One man claims the shocking damage to his teeth stems from his crippling addiction to energy drinks, where he consumed six Monster Energy drinks each day.
Vinnie Pyner, 21, was thrilled with cans of green Monster Energy to help him stay awake for his college education, he said.
Soon he was at breakfast, lunch and dinner – and finally drank six cans a day.
Although he brushed his teeth twice a day, he had a toothache and finally bit into an apple and his four front teeth snapped.
After seven months of consuming around 45 cans a week, he became cold, but was too embarrassed to go back to college.
His dentist found that every tooth in his mouth was rotten, he claims, and Pyner is now ready to get 24 fillings and dentures for his front teeth.
The embarrassing Pyner from Margate in south-east England urges others to warn about over-consumption of energy drinks.
"It began to relieve the stress and pressure of my college class because you have to focus on arithmetic and coding," he said.
"But I never thought it would be that bad, it dramatically changed my trust. I had the ambition to become a game designer, but now my hopes have failed.
"The dentist was very shocked to see my teeth and she said it was one of the worst cases of tooth decay and damage she had ever seen.
He says his dependency on Monster Energy "ruined my life completely".
"I could not attend college like that, so I had to leave because I could not stand the embarrassment. I'm not sure what the future holds, but I hope I can get back on my feet. "
Pyner says he started Monster Energy's BTEC computation and coding studies at East Kent College in September 2017, just prior to his sophomore year.
"It started with three a day at breakfast, lunch and dinner so I could stay focused during my studies," he said.
"I often felt tired and badly needed the energy drinks."
In October 2017, Pyner started buying multipacks several weeks after the new school year, increasing its uptake and dependency.
"It was good value for money and much cheaper than buying single cans. But the temptation to have a four-pack and drink them all at once seized me with the caffeine in them.

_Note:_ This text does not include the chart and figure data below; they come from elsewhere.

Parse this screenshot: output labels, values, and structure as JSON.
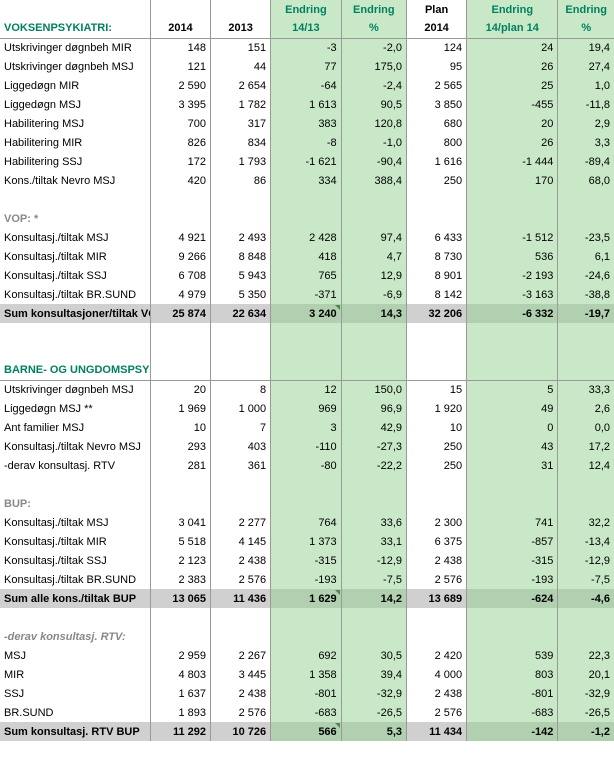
{
  "colors": {
    "green_bg": "#c8e8c8",
    "header_green": "#008060",
    "section_grey": "#888888",
    "sum_bg": "#d0d0d0",
    "sum_green_bg": "#b0d0b0",
    "border": "#999999"
  },
  "columns": [
    {
      "key": "label",
      "class": "col-label"
    },
    {
      "key": "c2014",
      "class": "col-2014"
    },
    {
      "key": "c2013",
      "class": "col-2013"
    },
    {
      "key": "e1413",
      "class": "col-e1413",
      "green": true
    },
    {
      "key": "epct",
      "class": "col-epct",
      "green": true
    },
    {
      "key": "plan",
      "class": "col-plan"
    },
    {
      "key": "eplan",
      "class": "col-eplan",
      "green": true
    },
    {
      "key": "epct2",
      "class": "col-epct2",
      "green": true
    }
  ],
  "header1": [
    "",
    "",
    "",
    "Endring",
    "Endring",
    "Plan",
    "Endring",
    "Endring"
  ],
  "header2": [
    "VOKSENPSYKIATRI:",
    "2014",
    "2013",
    "14/13",
    "%",
    "2014",
    "14/plan 14",
    "%"
  ],
  "rows": [
    {
      "type": "data",
      "topborder": true,
      "cells": [
        "Utskrivinger døgnbeh MIR",
        "148",
        "151",
        "-3",
        "-2,0",
        "124",
        "24",
        "19,4"
      ]
    },
    {
      "type": "data",
      "cells": [
        "Utskrivinger døgnbeh MSJ",
        "121",
        "44",
        "77",
        "175,0",
        "95",
        "26",
        "27,4"
      ]
    },
    {
      "type": "data",
      "cells": [
        "Liggedøgn MIR",
        "2 590",
        "2 654",
        "-64",
        "-2,4",
        "2 565",
        "25",
        "1,0"
      ]
    },
    {
      "type": "data",
      "cells": [
        "Liggedøgn MSJ",
        "3 395",
        "1 782",
        "1 613",
        "90,5",
        "3 850",
        "-455",
        "-11,8"
      ]
    },
    {
      "type": "data",
      "cells": [
        "Habilitering MSJ",
        "700",
        "317",
        "383",
        "120,8",
        "680",
        "20",
        "2,9"
      ]
    },
    {
      "type": "data",
      "cells": [
        "Habilitering MIR",
        "826",
        "834",
        "-8",
        "-1,0",
        "800",
        "26",
        "3,3"
      ]
    },
    {
      "type": "data",
      "cells": [
        "Habilitering SSJ",
        "172",
        "1 793",
        "-1 621",
        "-90,4",
        "1 616",
        "-1 444",
        "-89,4"
      ]
    },
    {
      "type": "data",
      "cells": [
        "Kons./tiltak Nevro MSJ",
        "420",
        "86",
        "334",
        "388,4",
        "250",
        "170",
        "68,0"
      ]
    },
    {
      "type": "blank"
    },
    {
      "type": "section",
      "label": "VOP: *"
    },
    {
      "type": "data",
      "cells": [
        "Konsultasj./tiltak MSJ",
        "4 921",
        "2 493",
        "2 428",
        "97,4",
        "6 433",
        "-1 512",
        "-23,5"
      ]
    },
    {
      "type": "data",
      "cells": [
        "Konsultasj./tiltak MIR",
        "9 266",
        "8 848",
        "418",
        "4,7",
        "8 730",
        "536",
        "6,1"
      ]
    },
    {
      "type": "data",
      "cells": [
        "Konsultasj./tiltak SSJ",
        "6 708",
        "5 943",
        "765",
        "12,9",
        "8 901",
        "-2 193",
        "-24,6"
      ]
    },
    {
      "type": "data",
      "cells": [
        "Konsultasj./tiltak BR.SUND",
        "4 979",
        "5 350",
        "-371",
        "-6,9",
        "8 142",
        "-3 163",
        "-38,8"
      ]
    },
    {
      "type": "sum",
      "triangle": true,
      "cells": [
        "Sum konsultasjoner/tiltak VOP",
        "25 874",
        "22 634",
        "3 240",
        "14,3",
        "32 206",
        "-6 332",
        "-19,7"
      ]
    },
    {
      "type": "blank"
    },
    {
      "type": "blank"
    },
    {
      "type": "section-green",
      "label": "BARNE- OG UNGDOMSPSYK.:"
    },
    {
      "type": "data",
      "topborder": true,
      "cells": [
        "Utskrivinger døgnbeh MSJ",
        "20",
        "8",
        "12",
        "150,0",
        "15",
        "5",
        "33,3"
      ]
    },
    {
      "type": "data",
      "cells": [
        "Liggedøgn MSJ **",
        "1 969",
        "1 000",
        "969",
        "96,9",
        "1 920",
        "49",
        "2,6"
      ]
    },
    {
      "type": "data",
      "cells": [
        "Ant familier MSJ",
        "10",
        "7",
        "3",
        "42,9",
        "10",
        "0",
        "0,0"
      ]
    },
    {
      "type": "data",
      "cells": [
        "Konsultasj./tiltak Nevro MSJ",
        "293",
        "403",
        "-110",
        "-27,3",
        "250",
        "43",
        "17,2"
      ]
    },
    {
      "type": "data",
      "cells": [
        "  -derav konsultasj. RTV",
        "281",
        "361",
        "-80",
        "-22,2",
        "250",
        "31",
        "12,4"
      ]
    },
    {
      "type": "blank"
    },
    {
      "type": "section",
      "label": "BUP:"
    },
    {
      "type": "data",
      "cells": [
        "Konsultasj./tiltak MSJ",
        "3 041",
        "2 277",
        "764",
        "33,6",
        "2 300",
        "741",
        "32,2"
      ]
    },
    {
      "type": "data",
      "cells": [
        "Konsultasj./tiltak MIR",
        "5 518",
        "4 145",
        "1 373",
        "33,1",
        "6 375",
        "-857",
        "-13,4"
      ]
    },
    {
      "type": "data",
      "cells": [
        "Konsultasj./tiltak SSJ",
        "2 123",
        "2 438",
        "-315",
        "-12,9",
        "2 438",
        "-315",
        "-12,9"
      ]
    },
    {
      "type": "data",
      "cells": [
        "Konsultasj./tiltak BR.SUND",
        "2 383",
        "2 576",
        "-193",
        "-7,5",
        "2 576",
        "-193",
        "-7,5"
      ]
    },
    {
      "type": "sum",
      "triangle": true,
      "cells": [
        "Sum alle kons./tiltak BUP",
        "13 065",
        "11 436",
        "1 629",
        "14,2",
        "13 689",
        "-624",
        "-4,6"
      ]
    },
    {
      "type": "blank"
    },
    {
      "type": "section-sub",
      "label": "  -derav konsultasj. RTV:"
    },
    {
      "type": "data",
      "cells": [
        "MSJ",
        "2 959",
        "2 267",
        "692",
        "30,5",
        "2 420",
        "539",
        "22,3"
      ]
    },
    {
      "type": "data",
      "cells": [
        "MIR",
        "4 803",
        "3 445",
        "1 358",
        "39,4",
        "4 000",
        "803",
        "20,1"
      ]
    },
    {
      "type": "data",
      "cells": [
        "SSJ",
        "1 637",
        "2 438",
        "-801",
        "-32,9",
        "2 438",
        "-801",
        "-32,9"
      ]
    },
    {
      "type": "data",
      "cells": [
        "BR.SUND",
        "1 893",
        "2 576",
        "-683",
        "-26,5",
        "2 576",
        "-683",
        "-26,5"
      ]
    },
    {
      "type": "sum",
      "triangle": true,
      "cells": [
        "Sum konsultasj. RTV BUP",
        "11 292",
        "10 726",
        "566",
        "5,3",
        "11 434",
        "-142",
        "-1,2"
      ]
    }
  ]
}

"It was as if I had to renew this addiction on a regular basis, and if I did not, I would have caffeine withdrawal symptoms, such as severe headaches and muscle aches."
At this point, Pyner's mother, Tara, began to voice concerns.
"I started bringing him home with multipacks regularly, which was the first sign of addiction," said the 46-year-old mother of one.
"I noticed that the living space was getting worse as his bedrooms were always full of cans. But I never thought it would be that bad. "
At Christmas 2017, Pyner's addiction took control, and he had two more doses between the college classes, raising his total to six a day.
As a result, he got a toothache every time he ate.
"Every time I ate something, it was very painful, so it was a nightmare every time I had something to eat," Pyner said.
"At the time, I realized that my addiction to monster drinks was getting worse. I never thought to tell anyone, I just coped with the pain. "
In March 2018, he heard a crackling noise after biting an apple.
"I did not think much about it until I swallowed something swallowing before I realized that my upper four teeth had broken off. I was shocked and at the same time very worried, the damage looked absolutely terrible.
"I could not tell my mother because she was so worried about what she had said and embarrassed by what she had said. So I tried not to open my mouth too far when I was near Mother. "
But his mother became suspicious after a few days and asked him to show her teeth.
"It was absolutely shocking. His upper four incisors had completely fallen off and you could see his gum line, it was awful, "she said.
"Incisors are often the first adult teeth that grow and make up most of our smile, so his smile was completely ruined."
Pyner immediately sought a dental treatment.
Dentists found that all of Pyner's teeth had rotted and he was told that he needed 24 fillings and a pair of teeth for the front four teeth.
His self-confidence dropped sharply and he dropped out of college. Now he spends all his time at home and rarely goes out.
"I can not do much, let alone think about my future," Pyner said.
"I can not apply for a job as the interviewers look at my teeth and say no at once. The smile is the first thing you see in a job interview. "
He started dental treatment in September and hopes to return to college soon. In the meantime, he warns people to avoid energy drinks.
"Stay away from them, they are completely harmful and could ruin your life."
Monster Energy Drinks was approached for comment.